In the second creation story humans are made from the dust and the breath of God (Gen 2:7). Adam means redness/ red skin - very concrete, cognate with the red dust/earth from which we are made and to which we return. Life comes from the breath of God. Seen in the first deep breath of life in the infant that expands its lungs, and seen leaving in the last sighing dying breath. Human life is therefore totally dependent on God. It is this relationship that gives life. Life in the Old Testament is therefore relational and material.

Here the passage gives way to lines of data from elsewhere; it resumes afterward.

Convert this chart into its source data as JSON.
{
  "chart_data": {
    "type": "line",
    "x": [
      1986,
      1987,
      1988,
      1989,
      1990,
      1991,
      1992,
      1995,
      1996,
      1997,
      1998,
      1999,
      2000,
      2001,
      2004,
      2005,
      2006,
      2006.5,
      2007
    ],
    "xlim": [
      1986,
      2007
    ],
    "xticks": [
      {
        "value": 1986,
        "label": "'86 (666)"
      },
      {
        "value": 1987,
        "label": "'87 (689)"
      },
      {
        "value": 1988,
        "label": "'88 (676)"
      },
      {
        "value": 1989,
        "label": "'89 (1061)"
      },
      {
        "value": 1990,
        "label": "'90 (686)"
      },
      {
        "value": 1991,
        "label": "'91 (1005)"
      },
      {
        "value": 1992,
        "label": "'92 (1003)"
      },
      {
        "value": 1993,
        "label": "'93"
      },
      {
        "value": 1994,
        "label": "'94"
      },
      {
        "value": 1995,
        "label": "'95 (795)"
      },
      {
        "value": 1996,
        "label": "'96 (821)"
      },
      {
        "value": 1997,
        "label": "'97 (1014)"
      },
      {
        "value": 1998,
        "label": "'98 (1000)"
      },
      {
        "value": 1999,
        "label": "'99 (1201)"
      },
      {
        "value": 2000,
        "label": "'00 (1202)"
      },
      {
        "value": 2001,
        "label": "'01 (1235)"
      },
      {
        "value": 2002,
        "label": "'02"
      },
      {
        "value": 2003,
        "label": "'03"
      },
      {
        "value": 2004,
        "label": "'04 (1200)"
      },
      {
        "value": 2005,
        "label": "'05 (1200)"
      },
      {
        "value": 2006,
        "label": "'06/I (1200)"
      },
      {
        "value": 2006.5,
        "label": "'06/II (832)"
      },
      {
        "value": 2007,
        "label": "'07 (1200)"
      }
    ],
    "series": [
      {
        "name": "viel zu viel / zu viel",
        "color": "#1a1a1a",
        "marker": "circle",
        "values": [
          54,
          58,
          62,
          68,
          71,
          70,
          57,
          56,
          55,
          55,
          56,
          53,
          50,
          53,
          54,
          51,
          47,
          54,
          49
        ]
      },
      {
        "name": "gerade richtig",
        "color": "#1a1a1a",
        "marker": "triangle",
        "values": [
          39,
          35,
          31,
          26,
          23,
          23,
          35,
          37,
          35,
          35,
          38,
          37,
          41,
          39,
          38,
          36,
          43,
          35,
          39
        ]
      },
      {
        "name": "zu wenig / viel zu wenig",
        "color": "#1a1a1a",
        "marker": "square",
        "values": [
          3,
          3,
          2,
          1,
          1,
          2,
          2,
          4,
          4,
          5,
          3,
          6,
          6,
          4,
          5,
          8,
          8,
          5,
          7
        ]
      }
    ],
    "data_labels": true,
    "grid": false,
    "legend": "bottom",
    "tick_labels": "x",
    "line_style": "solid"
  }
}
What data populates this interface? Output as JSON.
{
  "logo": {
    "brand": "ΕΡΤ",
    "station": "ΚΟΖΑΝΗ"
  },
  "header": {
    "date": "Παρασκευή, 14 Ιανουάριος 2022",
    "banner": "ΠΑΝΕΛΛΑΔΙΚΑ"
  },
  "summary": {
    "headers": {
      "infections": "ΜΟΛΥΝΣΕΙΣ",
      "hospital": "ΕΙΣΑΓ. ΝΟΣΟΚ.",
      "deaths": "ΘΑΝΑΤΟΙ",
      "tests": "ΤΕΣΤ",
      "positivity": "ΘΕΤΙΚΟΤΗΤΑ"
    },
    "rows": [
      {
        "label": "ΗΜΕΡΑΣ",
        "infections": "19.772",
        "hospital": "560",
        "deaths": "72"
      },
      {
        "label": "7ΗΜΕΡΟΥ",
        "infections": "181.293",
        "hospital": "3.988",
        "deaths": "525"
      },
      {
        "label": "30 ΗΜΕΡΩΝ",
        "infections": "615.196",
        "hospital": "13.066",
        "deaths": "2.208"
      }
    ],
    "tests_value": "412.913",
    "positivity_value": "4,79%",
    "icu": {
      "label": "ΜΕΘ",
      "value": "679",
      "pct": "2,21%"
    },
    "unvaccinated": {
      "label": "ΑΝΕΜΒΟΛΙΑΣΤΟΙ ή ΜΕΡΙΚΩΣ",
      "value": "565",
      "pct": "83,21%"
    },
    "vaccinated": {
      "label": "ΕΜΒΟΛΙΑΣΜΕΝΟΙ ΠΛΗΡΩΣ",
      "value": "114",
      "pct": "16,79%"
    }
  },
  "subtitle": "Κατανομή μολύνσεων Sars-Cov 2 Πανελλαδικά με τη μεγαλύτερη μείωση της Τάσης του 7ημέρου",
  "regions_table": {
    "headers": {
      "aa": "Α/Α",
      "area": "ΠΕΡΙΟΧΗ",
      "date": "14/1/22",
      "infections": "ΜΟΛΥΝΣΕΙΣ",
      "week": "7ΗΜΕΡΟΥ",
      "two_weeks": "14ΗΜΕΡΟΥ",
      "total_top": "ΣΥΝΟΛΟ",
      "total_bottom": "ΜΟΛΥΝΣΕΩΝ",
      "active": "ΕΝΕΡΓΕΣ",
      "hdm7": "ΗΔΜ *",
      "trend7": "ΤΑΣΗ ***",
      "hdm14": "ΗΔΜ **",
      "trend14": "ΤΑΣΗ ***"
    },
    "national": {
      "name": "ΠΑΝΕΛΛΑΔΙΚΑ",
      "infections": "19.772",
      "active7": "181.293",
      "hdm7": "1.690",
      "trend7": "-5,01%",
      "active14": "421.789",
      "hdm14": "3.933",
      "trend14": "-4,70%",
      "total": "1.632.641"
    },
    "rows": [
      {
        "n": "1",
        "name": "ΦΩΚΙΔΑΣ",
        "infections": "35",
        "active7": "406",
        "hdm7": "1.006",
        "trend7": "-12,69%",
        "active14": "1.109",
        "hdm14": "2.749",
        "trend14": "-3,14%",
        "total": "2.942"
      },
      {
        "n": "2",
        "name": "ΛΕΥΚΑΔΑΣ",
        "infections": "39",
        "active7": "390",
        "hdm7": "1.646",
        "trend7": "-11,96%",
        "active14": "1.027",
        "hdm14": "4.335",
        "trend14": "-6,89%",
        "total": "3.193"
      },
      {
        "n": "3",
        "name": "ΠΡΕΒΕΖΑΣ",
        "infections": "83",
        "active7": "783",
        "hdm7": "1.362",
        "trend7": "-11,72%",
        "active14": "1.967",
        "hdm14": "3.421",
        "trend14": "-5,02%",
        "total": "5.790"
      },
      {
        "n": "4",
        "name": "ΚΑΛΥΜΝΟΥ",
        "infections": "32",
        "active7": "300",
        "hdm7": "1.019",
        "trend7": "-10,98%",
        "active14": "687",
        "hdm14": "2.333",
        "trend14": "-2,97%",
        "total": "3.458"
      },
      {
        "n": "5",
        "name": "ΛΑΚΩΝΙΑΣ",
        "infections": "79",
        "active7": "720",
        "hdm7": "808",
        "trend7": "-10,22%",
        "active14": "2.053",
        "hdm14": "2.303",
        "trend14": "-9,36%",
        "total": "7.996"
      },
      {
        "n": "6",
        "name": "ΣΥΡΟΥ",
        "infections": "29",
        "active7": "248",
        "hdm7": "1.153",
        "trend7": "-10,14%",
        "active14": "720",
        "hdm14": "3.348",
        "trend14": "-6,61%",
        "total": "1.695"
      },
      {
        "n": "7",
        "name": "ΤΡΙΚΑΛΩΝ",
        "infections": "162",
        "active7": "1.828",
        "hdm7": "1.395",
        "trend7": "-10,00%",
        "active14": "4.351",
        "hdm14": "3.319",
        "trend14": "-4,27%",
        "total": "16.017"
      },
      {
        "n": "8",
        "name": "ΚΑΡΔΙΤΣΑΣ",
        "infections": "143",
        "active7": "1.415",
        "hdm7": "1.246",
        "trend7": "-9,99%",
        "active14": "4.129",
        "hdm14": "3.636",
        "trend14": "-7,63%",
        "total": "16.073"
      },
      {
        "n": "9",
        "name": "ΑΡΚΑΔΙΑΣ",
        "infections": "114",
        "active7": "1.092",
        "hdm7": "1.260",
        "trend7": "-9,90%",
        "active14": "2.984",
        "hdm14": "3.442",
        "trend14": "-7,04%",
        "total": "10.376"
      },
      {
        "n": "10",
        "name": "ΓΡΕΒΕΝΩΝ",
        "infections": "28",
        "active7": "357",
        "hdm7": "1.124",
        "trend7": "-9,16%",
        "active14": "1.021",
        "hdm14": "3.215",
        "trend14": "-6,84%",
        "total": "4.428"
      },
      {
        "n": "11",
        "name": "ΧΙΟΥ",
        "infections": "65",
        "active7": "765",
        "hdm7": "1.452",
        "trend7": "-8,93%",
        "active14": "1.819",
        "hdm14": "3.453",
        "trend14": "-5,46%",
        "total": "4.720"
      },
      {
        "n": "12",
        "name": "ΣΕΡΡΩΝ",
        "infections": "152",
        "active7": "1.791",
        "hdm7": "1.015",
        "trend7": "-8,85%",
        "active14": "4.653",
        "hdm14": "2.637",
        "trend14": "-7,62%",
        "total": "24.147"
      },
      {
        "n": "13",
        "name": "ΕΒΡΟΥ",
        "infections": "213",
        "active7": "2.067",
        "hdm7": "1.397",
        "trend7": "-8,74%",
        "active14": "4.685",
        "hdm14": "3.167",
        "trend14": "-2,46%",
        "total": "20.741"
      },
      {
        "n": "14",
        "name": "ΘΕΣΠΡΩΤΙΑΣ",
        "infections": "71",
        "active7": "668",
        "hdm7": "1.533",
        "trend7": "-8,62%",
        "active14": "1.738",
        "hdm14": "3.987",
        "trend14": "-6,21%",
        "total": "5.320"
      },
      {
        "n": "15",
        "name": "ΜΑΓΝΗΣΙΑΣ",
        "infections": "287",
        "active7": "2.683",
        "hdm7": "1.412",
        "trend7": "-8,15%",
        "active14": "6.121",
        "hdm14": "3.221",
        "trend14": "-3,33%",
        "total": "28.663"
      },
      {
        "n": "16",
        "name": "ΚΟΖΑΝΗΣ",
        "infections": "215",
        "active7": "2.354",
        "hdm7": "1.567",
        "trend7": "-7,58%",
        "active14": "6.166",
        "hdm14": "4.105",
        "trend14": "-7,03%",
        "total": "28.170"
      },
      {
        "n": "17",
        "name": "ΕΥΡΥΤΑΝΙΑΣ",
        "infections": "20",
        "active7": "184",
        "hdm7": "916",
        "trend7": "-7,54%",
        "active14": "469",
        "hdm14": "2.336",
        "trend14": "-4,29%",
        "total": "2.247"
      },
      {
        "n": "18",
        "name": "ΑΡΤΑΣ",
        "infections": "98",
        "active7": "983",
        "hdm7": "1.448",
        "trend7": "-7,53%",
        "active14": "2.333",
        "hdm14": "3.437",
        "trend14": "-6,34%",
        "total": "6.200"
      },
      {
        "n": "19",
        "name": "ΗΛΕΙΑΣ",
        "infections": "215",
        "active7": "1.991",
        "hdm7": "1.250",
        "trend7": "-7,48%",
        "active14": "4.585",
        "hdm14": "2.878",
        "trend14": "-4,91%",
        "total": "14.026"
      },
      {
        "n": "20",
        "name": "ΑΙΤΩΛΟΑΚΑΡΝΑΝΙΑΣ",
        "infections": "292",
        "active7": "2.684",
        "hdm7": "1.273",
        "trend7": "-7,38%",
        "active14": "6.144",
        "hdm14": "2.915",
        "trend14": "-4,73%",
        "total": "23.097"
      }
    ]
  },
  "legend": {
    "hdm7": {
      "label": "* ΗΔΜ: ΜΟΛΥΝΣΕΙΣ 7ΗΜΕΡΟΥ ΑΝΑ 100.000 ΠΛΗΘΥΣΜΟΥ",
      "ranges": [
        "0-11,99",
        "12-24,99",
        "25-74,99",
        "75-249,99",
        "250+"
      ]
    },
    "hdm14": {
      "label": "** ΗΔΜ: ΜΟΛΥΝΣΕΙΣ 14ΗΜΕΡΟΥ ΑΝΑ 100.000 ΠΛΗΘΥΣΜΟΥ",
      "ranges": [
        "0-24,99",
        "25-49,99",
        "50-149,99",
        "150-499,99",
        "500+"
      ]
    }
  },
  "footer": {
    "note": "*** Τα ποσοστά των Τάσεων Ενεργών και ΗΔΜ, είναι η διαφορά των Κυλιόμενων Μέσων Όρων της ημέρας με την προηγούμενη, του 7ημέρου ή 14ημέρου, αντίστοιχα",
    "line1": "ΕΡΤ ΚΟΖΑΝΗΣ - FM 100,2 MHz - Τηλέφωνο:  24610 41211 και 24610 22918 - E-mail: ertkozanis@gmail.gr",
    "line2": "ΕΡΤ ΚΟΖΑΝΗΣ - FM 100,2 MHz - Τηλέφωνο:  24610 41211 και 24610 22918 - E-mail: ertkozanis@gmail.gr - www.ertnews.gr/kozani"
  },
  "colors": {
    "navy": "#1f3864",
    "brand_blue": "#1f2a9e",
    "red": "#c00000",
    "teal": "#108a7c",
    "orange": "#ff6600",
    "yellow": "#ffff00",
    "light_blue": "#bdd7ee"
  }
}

In the Old Testament this life is all there is. After death the body sleeps in Sheol. And yet there is a hope that God will deliver from Sheol. Psalm 16 says: “For you do not give me up to Sheol, or let your faithful one see the pit.” This is not resurrection, but it shows urgent belief in God’s power over death. Then in the book of Daniel (one of the later books written during great persecution, just some 200 years before Jesus), the author looks to protection from the angel Michael and to a time when these sleepers will awake. Dn 12:1-2: “Many of those who sleep in the dust of the earth shall awake, some to everlasting life, and some to shame and everlasting contempt”. The word “everlasting is “endless” in Hebrew – until the vanishing point on the horizon (you never reach the end of it). In Greek it is translated as “for ages and ages” and in Latin “eternal” – which has a much more static sense of timeless perfection. The accent in Hebrew is on life that is boundless, rather than a separate “heavenly” order of existence.

In the New Testament endless life comes from our relationship with Jesus. When Jesus breathes out his spirit on the cross he breathes his life into us. The Holy Spirit which he gives is God’s endless life. Thus resurrection has already begun in and through the Spirit. The final resurrection is the consequence of this.